応接室を出て廊下を進む。最初の扉の前にゴダールが立ち鍵を開けると、付き添っていた二人の従業員が頑丈そうな扉を開いた。再びゴダールを先頭に長い廊下を進む。レンヌが続いて歩き、二人の従業員が後に続く
大きな木製の格子窓から中が見える。いずれも男性奴隷ばかりだ。屈強な獣人だけの部屋があれば、平凡な体格をした人族ばかりの部屋もある。
部屋の前を通る度にゴダールが説明する。
「これは戦闘奴隷なので、お値段が少し張ります」
「こちらは読み書きと計算ができるので事務方向きです」
レンヌは、その度に相槌を打って、興味がある振りをした。
「次は女性奴隷です」と言って、ゴダールは二階の階段を上がっていく。一階と同じような部屋が続き、ゆっくりと歩きながらゴダールの説明を聞く。
一通り見終わって、三階に上がる。ゴダールは後ろを振り返ってレンヌに言う。
「ここが最後です。ここからは特別な部屋なので、一般のお客様にはお見せしていません」
三階の部屋には格子窓が無く、代わりに扉に小窓がついていた。ゴダールが小さなツマミを横に滑らせると、小窓から中を窺えるようになっていた。

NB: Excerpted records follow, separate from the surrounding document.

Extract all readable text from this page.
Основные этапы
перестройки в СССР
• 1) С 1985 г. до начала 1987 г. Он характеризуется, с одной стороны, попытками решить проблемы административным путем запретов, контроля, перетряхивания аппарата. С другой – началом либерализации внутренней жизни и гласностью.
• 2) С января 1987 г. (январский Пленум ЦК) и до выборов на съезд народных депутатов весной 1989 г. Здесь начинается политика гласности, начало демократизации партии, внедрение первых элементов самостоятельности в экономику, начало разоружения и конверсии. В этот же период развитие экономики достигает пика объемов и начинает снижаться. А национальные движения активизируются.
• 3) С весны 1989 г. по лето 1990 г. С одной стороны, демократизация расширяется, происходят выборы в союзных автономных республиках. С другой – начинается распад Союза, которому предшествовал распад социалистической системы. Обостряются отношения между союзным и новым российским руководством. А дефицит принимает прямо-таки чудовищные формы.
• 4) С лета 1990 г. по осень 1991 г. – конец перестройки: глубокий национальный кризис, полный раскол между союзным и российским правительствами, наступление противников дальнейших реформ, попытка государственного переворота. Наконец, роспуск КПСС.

ゴダールが一部屋ずつ小窓のツマミを動かして、覗くようにレンヌに勧める。
女性奴隷が薄絹だけの格好で椅子に座っていた。
『透き通る胸元が艶かしい、剥き出しの生足が目に毒だ』
とレンヌは思った。
しかし、喧しい声に邪魔されて、ゆっくり観察できない。
「艦長、セクハラです」
「不潔です」
「女性蔑視、女の敵」
あまりの煩さに、レンヌは思わずインカムを外しかけて直前で思いとどまった。
これ以上、アルテミス1の抗議の声を聞くと耳と頭が可笑しくなりそうなので、レンヌはゴダールに告げた。
「ここは、もういい。別のところに連れて行ってくれ」
ゴダールは急に足を止め、レンヌの方をまた振り返った。
「レンヌ様、先ほど申しましたように、奴隷の部屋があるのはここで最後です」
レンヌは口の端を片方だけ上げた。その微笑みはアルテミス1から「嫌らしい」と声がかからないのが不思議なくらいの笑みだった。そして、少し低い声で言った。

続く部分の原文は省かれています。